SAISINE PAR : le directeur de l’établissement de santé SUD FRANCILIEN par requête enregistrée au greffe du magistrat du siège du tribunal judiciaire chargé du contrôle des mesures privatives et restrictions de liberté prévues par le code de la santé publique le 02 Avril 2025; Non comparant,

MINISTÈRE PUBLIC : Absent à l’audience mais ayant déposé des réquisitions le 2 avril 2025;

A l’audience du 03 Avril 2025, le débat a eu lieu en chambre du conseil car il résulterait de la publicité des débats une atteinte à l’intimité de la vie privée de la personne faisant l’objet de soins.

EXPOSE DU LITIGE

Le requérant expose que Monsieur [V] [F] a été admis en soins psychiatriques sous la forme d’une hospitalisation complète au Centre hospitalier de SUD FRANCILIEN le 28 mars 2025, sur le fondement des articles L.3212-1 et L.3212-3 du code de la santé publique, à la demande d’un tiers.

Le directeur de l’établissement de santé a saisi le juge aux fins de poursuite de l’hospitalisation complète de Monsieur [V] [F], en indiquant que ses troubles mentaux caractérisent une maladie psychiatrique qui rend impossible son consentement et que son état mental impose des soins assortis d’une surveillance médicale constante sous la forme d’une hospitalisation complète.

Dans ses réquisitions, le Ministère public requiert le maintien de la mesure d’hospitalisation en cours.

Monsieur [V] [F] a été entendu à l’audience. Il a déclaré : « je suis hospitalisé depuis vendredi dernier. J’ai eu un incident avec mon colocataire ; ce soir-là j’avais beaucoup bu. Depuis que j’ai fait ma cure de désintoxication à [Localité 3] dans une clinique, je ne consomme plus comme avant, je ne bois plus de manière excessive. Oui c’est vrai je suis violent quand je bois. Pour le moment je n’ai pas perdu mon logement ; je dois en parler avec l’assistante sociale.
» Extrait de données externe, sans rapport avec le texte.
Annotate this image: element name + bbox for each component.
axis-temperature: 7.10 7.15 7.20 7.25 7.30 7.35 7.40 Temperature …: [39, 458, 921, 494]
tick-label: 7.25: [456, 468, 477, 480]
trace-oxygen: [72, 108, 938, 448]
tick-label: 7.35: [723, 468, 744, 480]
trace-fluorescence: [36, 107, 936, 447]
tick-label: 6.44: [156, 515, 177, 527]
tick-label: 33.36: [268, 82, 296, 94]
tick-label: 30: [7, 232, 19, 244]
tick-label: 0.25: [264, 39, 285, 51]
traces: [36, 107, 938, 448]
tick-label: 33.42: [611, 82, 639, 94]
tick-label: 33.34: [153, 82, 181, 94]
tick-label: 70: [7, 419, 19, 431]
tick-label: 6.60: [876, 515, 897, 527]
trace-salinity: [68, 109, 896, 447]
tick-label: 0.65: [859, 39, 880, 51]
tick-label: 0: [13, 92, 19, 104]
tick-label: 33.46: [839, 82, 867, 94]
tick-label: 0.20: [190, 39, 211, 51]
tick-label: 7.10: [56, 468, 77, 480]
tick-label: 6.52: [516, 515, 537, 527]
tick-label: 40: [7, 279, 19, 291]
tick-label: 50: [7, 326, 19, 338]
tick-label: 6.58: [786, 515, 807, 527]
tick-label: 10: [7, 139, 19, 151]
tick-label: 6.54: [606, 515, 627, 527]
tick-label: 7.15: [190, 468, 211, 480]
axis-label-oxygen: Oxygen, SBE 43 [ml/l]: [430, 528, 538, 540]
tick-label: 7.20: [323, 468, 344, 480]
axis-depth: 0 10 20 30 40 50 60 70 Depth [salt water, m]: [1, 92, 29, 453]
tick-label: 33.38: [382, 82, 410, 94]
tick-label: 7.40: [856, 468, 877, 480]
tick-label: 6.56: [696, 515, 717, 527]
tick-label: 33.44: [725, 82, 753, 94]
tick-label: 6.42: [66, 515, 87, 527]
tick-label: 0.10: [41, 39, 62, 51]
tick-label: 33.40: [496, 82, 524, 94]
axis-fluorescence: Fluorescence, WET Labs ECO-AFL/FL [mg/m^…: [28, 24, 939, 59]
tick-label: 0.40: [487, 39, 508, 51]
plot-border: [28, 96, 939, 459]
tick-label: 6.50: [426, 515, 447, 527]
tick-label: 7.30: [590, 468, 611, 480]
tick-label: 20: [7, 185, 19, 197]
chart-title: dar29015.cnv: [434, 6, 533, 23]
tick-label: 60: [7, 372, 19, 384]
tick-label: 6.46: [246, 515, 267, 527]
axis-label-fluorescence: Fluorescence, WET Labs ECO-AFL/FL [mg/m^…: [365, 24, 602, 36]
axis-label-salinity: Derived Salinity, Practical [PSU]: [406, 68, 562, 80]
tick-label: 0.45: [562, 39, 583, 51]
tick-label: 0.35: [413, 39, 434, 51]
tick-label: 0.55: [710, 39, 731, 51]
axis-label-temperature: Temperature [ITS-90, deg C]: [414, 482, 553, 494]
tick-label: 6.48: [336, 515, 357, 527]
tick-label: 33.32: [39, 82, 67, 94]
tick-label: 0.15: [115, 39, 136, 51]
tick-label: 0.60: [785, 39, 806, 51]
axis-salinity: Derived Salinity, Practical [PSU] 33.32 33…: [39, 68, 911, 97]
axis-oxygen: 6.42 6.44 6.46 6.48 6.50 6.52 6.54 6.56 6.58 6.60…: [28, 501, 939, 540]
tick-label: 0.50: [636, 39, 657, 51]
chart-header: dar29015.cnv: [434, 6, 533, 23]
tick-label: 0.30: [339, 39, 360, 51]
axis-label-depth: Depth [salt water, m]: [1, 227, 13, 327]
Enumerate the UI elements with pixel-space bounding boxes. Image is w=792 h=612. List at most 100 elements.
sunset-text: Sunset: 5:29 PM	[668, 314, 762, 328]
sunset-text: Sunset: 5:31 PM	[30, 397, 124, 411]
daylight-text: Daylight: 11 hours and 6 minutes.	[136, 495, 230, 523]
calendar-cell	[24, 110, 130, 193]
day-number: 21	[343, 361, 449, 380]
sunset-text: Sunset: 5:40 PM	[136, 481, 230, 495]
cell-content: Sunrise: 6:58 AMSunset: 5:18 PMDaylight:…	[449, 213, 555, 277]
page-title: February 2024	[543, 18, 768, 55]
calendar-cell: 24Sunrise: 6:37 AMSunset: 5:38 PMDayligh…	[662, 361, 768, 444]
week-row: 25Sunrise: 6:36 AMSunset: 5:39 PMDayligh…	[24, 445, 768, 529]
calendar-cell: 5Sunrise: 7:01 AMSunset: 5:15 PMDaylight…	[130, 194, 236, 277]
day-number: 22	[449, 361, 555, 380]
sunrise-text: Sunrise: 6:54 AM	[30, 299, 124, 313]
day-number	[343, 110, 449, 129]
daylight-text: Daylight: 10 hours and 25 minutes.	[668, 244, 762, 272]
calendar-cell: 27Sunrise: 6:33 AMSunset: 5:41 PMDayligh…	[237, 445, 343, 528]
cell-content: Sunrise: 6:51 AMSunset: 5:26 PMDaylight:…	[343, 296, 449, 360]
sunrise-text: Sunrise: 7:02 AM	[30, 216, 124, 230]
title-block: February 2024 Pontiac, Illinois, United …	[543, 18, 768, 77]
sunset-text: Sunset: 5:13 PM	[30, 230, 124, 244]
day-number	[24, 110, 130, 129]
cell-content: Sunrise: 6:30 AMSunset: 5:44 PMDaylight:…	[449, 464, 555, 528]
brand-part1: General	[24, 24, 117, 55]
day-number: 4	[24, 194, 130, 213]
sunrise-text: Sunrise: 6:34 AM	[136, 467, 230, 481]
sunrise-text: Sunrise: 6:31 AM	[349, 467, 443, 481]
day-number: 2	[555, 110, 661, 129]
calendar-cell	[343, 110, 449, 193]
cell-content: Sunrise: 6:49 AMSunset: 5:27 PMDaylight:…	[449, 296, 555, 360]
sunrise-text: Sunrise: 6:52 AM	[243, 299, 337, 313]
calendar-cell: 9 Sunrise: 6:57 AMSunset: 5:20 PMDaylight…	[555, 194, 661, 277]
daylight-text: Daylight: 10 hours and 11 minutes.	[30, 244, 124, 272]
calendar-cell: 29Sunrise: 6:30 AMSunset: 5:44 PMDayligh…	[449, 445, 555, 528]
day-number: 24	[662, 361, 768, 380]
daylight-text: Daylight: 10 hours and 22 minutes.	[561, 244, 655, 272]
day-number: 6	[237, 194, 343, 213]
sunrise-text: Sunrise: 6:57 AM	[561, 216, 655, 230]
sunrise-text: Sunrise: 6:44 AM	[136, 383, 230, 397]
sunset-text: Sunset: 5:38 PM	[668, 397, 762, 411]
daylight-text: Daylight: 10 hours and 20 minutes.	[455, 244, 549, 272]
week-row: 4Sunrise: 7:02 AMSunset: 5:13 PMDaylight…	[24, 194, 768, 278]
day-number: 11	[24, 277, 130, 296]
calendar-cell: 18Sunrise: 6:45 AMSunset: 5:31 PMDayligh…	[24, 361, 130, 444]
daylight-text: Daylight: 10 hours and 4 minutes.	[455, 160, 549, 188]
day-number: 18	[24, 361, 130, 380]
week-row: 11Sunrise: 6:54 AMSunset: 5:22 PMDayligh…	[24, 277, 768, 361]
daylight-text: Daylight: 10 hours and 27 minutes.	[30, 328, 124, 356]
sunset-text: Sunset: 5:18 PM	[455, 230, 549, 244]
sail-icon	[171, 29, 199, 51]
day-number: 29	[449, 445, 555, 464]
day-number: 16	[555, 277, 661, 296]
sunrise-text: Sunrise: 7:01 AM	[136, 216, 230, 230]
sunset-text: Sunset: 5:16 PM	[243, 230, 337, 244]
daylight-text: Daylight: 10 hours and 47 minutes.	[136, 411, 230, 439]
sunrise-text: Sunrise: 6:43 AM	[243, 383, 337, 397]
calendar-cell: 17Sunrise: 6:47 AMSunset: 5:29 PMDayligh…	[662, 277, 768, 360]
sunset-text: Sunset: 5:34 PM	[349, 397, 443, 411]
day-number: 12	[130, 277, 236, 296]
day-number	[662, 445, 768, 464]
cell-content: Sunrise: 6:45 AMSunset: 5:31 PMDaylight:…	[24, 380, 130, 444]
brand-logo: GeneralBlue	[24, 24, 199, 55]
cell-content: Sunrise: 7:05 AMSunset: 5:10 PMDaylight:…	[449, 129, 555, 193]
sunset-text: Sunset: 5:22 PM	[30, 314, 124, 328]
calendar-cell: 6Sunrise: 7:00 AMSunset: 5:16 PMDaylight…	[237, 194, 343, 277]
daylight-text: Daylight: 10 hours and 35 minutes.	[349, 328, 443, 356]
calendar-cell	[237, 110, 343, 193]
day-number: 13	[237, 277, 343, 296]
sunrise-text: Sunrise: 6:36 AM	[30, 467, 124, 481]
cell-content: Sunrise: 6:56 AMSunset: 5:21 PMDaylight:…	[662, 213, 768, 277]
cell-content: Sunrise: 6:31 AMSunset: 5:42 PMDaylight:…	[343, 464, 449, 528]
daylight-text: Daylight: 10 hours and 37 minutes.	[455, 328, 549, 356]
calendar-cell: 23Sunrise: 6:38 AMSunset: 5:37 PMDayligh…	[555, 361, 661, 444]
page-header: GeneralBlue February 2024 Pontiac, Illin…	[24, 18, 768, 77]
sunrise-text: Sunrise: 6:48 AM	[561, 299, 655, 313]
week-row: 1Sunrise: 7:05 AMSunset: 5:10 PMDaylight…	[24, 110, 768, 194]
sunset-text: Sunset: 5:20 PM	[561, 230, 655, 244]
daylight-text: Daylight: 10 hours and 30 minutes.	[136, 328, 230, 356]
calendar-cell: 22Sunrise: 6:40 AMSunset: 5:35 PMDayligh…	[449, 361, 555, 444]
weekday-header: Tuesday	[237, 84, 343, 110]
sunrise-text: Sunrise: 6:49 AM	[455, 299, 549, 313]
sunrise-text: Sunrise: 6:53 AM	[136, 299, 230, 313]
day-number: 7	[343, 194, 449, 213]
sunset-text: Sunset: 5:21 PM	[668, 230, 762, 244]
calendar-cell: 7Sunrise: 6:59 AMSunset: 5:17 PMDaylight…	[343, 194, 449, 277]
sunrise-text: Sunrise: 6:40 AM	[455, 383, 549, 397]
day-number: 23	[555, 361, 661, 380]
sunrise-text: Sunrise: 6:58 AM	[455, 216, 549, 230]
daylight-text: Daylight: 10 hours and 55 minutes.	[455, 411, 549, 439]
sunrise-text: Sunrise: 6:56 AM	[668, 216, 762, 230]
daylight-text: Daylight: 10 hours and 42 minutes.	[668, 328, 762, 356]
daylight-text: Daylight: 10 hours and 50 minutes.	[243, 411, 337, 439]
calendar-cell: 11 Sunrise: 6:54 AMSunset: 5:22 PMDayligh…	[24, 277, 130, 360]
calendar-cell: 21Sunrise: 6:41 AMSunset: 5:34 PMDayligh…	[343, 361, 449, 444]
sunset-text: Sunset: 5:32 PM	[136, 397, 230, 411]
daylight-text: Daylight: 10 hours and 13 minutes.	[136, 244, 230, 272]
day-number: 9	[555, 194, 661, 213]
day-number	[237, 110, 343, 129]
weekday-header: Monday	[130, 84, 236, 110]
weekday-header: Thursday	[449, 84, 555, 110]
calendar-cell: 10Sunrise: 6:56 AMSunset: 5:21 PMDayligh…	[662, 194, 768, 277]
J’ai mon traitement habituel. Je veux sortir car quelques jours à l’hôpital me permettent de me remettre en question mais le fait d’être enfermé devient néfaste. Quand je bois, je bois un verre de vin maximum et je suis motivé pour arrêter complètement. J’ai vu le docteur qui me suit au CMP, ce lundi. Je n’ai jamais vu le docteur [L]. Depuis mon séjour à la clinique de [Localité 3], ma consommation d’alcool n’est pas banalisée, et je suis motivé pour arrêter complètement. Depuis mon séjour à la clinique de [Localité 3], ma consommation d’alcool n’est pas banalisée, et je suis motivé pour arrêter complètement. »

Le représentant de l’hôpital a sollicité la poursuite de la mesure de soins.

L’avocat de Monsieur [V] [F] a été entendu à l’audience. Il a sollicité la levée de la mesure, indiquant que les troubles du patient n’étaient pas décrits de façon suffisamment précise dans les différents certificats et avis médicaux.

L’affaire a été mise en délibéré au 3 avril 2025.

[DÉBATS NON PUBLICS – Motivation de la décision occultée]

PAR CES MOTIFS

Nous, Henry MAPEL, Vice président, magistrat du siège du tribunal judiciaire d’ÉVRY - COURCOURONNES chargé du contrôle des mesures privatives et restrictions de liberté prévues par le code de la santé publique,

Statuant par mise à disposition au greffe après débats en chambre du conseil, par ordonnance prise en premier ressort ;

Rejetons les moyens d’irrecevabilité et de nullité soulevés.

Déclarons la requête recevable ;

Ordonnons la poursuite de la mesure d’hospitalisation complète de Monsieur [V] [F] ;

Laissons les dépens de la présente à la charge de l’Etat ;

Ainsi fait et jugé à [Localité 4] le 3 avril 2025 ;

Et nous avons signé avec le greffier nous assistant.